His power steeped the earth and rolled from his form in near visible eddies at his feet, more chaotic but no less formidable than Aizen's.
He turned to look at the ryoka, and Grimmjow saw they had the same face.
"King!" the white god shouted. "Rise! We must—"
Aizen pulled back and struck again, and the white god parried. The earth shook, the sound of their clashing swords deafening as thunder, the flash of light where the blades met white like lightning.
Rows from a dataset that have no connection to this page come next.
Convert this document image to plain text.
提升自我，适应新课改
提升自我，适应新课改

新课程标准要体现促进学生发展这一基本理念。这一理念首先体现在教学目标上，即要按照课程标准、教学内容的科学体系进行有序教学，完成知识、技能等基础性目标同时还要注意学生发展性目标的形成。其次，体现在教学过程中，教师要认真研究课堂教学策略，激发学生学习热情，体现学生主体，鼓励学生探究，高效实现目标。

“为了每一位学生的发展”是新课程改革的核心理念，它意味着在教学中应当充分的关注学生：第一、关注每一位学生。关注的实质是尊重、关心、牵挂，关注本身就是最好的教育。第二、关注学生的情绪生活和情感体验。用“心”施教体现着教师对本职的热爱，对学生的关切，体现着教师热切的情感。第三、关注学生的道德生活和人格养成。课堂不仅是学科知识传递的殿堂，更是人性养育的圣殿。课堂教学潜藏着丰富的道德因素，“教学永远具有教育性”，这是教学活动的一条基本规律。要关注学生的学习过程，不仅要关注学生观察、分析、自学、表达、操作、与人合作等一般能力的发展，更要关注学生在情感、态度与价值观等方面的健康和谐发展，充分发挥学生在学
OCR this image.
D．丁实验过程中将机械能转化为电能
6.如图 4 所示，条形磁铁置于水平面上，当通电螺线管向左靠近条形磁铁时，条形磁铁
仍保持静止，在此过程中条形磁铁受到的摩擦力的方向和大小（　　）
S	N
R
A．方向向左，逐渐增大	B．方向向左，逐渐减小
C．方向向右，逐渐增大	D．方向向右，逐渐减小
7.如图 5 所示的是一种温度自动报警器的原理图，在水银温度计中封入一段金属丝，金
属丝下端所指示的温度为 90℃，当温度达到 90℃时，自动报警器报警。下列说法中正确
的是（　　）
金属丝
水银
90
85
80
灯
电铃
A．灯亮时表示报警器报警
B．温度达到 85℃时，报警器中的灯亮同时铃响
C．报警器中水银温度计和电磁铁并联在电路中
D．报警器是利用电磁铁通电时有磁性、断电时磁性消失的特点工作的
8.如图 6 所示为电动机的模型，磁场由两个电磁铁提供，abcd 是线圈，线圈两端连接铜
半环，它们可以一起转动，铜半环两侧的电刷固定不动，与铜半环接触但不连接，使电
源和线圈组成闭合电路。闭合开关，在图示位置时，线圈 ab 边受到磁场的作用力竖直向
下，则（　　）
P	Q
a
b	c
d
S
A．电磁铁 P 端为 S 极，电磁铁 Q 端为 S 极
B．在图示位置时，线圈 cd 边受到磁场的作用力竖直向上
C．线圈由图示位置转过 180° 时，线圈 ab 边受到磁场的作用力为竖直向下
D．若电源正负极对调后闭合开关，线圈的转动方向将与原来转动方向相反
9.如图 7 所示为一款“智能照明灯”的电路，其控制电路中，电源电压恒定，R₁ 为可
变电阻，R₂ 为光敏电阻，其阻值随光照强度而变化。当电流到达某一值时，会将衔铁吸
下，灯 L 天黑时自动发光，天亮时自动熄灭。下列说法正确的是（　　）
In the shadow of earth-shattering blows, Grimmjow crawled. His muscles burned under the festering power of two gods locked in battle, his bones ached and his fingers clawed mud to pull himself forward. By painstaking inches, he crept through filth and mire on his belly like the mud worm Aizen deemed him, towards the ryoka whose blood pooled wider with every beat of his heart.
"Ryoka…"
Grimmjow reached him. The ryoka's eyes fluttered open and his gaze peeled back the armor around Grimmjow's trembling soul.
"That is not my name," he said.
The warlord nodded. His throat drew tight under a noose of shame. "No. I understand now. I know your name."
"Then speak it."
Grimmjow's heart thundered in his ears. He met the other's eyes and found there unyielding strength from which he borrowed. Absent doubt, absent fear, he uttered forth a whisper to carry words almost too heavy to speak.
"You are Ichigo."
Beneath the fang of a sickle moon, the heavens tore open. The night turned white.